Understanding America

There are many different ways people understand the tradition and history of American liberty. Some perceive within the American experiment a radical individualism that threatens our solidarity and human brotherhood. Others perceive an insidious and inevitable march towards collectivism. More often than not, these two tendencies are viewed in opposition. Usually they are held by people of opposite political persuasions. But are these two understandings necessarily contradictory? I think not.

A distinction between our political tendencies and cultural tendencies is helpful here. The great Tocqueville, in his Democracy in America, argued (rightly, I think) that the movement of history was the unstoppable desire for more and more equality. This desire for equality, according to Tocqueville, tends to override all other concerns - even our desire for political freedom, our freedom from servitude. I think this is a strong force in our political culture. It is fair to say that both major parties value equality a priori, albeit in different ways.

And on the other hand, our culture is indeed poisoned by radical individualism. Most of us believe as a matter of faith that, so long as we do not intrude on someone else's freedom to do what they want, no wrong has been done. To see an example of this, think of those who argue for the legalization of suicide. It is accomplished with the specious 'don't tell me what to do with my body' argument, as if suicide has no effect on other persons or the well being of the community.

Both of these tendencies are poisonous to a healthy political community, and both of these tendencies are present in America today* . And they are related in a fundamental way. The radical individualism in our culture paradoxically affects our ability to control ourselves. As we isolate ourselves from each other and from moral truth, we start to lose control of ourselves. As we lose control of ourselves, we want the government to take control. This produces a something of a downward spiral towards some form of tyranny or corruption of the political order. Tocqueville and others thought American tyranny would be great but relatively benign - he was first to predict the nanny-state. But who knows how long the state will remain benign? What reason do we have to think that our power will always be used for the common good? I'm not sure.

So what is the necessary corrective to these two problems? Do we declare the American experiment a failure, as some are inclined to do? I think while the intentions of such an effort might be noble, it is ultimately wrongheaded. The problems we are discussing here are in no way unique American government. I think they can be traced to our fallen human nature, and will thus manifest themselves in any political community we establish.

So what is the solution? Both the Founders and Tocqueville though that the antidote was a religiously-informed people, a religious people. Why? Religion is the best teacher of self-government; of morals and mores; of discipline and prudence. And so I think this is what we should be demonstrating in our conduct in the public square - that we are a religiously-informed public. I'm not sure it's possible to recover such a thing, as it has already been lost.
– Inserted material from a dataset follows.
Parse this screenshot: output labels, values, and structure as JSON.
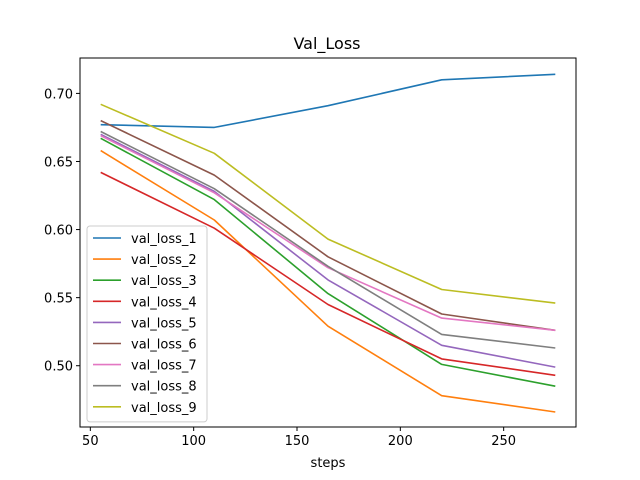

But I think we have to have hope, and I think we have good reason to hope if we get our principles right. There are great philosophical resources in the American natural law tradition that are worth rediscovering.

So the gist of this is as follows: the American experiment in self-government will fail if people who constitute the political community cannot self-govern. Individuals will not adequately self-govern unless commanded by some divine law. The more secularly-minded readers of this short essay might find themselves repulsed by such a conclusion, and that reaction is intentional. Criticism of any stripe is more than welcome!

(*I would argue both of these tendencies are in some way sown into human nature, but that's a topic for another day)


Ol' Blue said...

Great stuff sir. Tocqueville says at some point, and I paraphrase, that complete freedom is complete equality, and vice versa. I believe it. Think of the slave who, to be equal, was set free. In this respect, I understand America, and "the movement of history" as an unstoppable desire for freedom. Think of William Wallace concluding Braveheart. Equality in the modern sense is that--modern.
Suicide is only one of the many things which affects others and the well being of the community. Other things could include the death of a father because he chose not to wear a motorcycle helmet, or a seatbelt. Legislating healthy habits and communities is a murky business, even if outlawing suicide is clearly right to you.
I'm privileged tomorrow to hear Victor Davis Hanson speak about "Memory and Civic Education: The Perils of Cultural Amnesia." In his commissioned essay for the event he says: "Such gratitude and humility [towards our ancestors] in the moral sense are, of course, important for a free people, likely to think their present success is all their own, and therefore, in their self-congratulation, prone to hubris and a lack of reflection."
I think situating ourselves in the context or our ancestors and our progeny can provide some guidance for self-government.

Zachary said...


Thanks for the comments, I really appreciate them.

I agree that legislating healthy habits is generally a risky endeavor. Unfortunately, it is largely unavoidable in democracy. I think this is a good reason to stick to the constitutional form of government we were given, where power is divided amongst different competing spheres and such.

Also, yes, I do think it is obvious that we should outlaw suicide. I'd be happy to produce an argument, but I think most people are on the same page on this issue.

I guess I think suicide is a crime of a different kind as compared to not wearing a seatbelt. This is part of the reason it's easy to see why it should be illegal.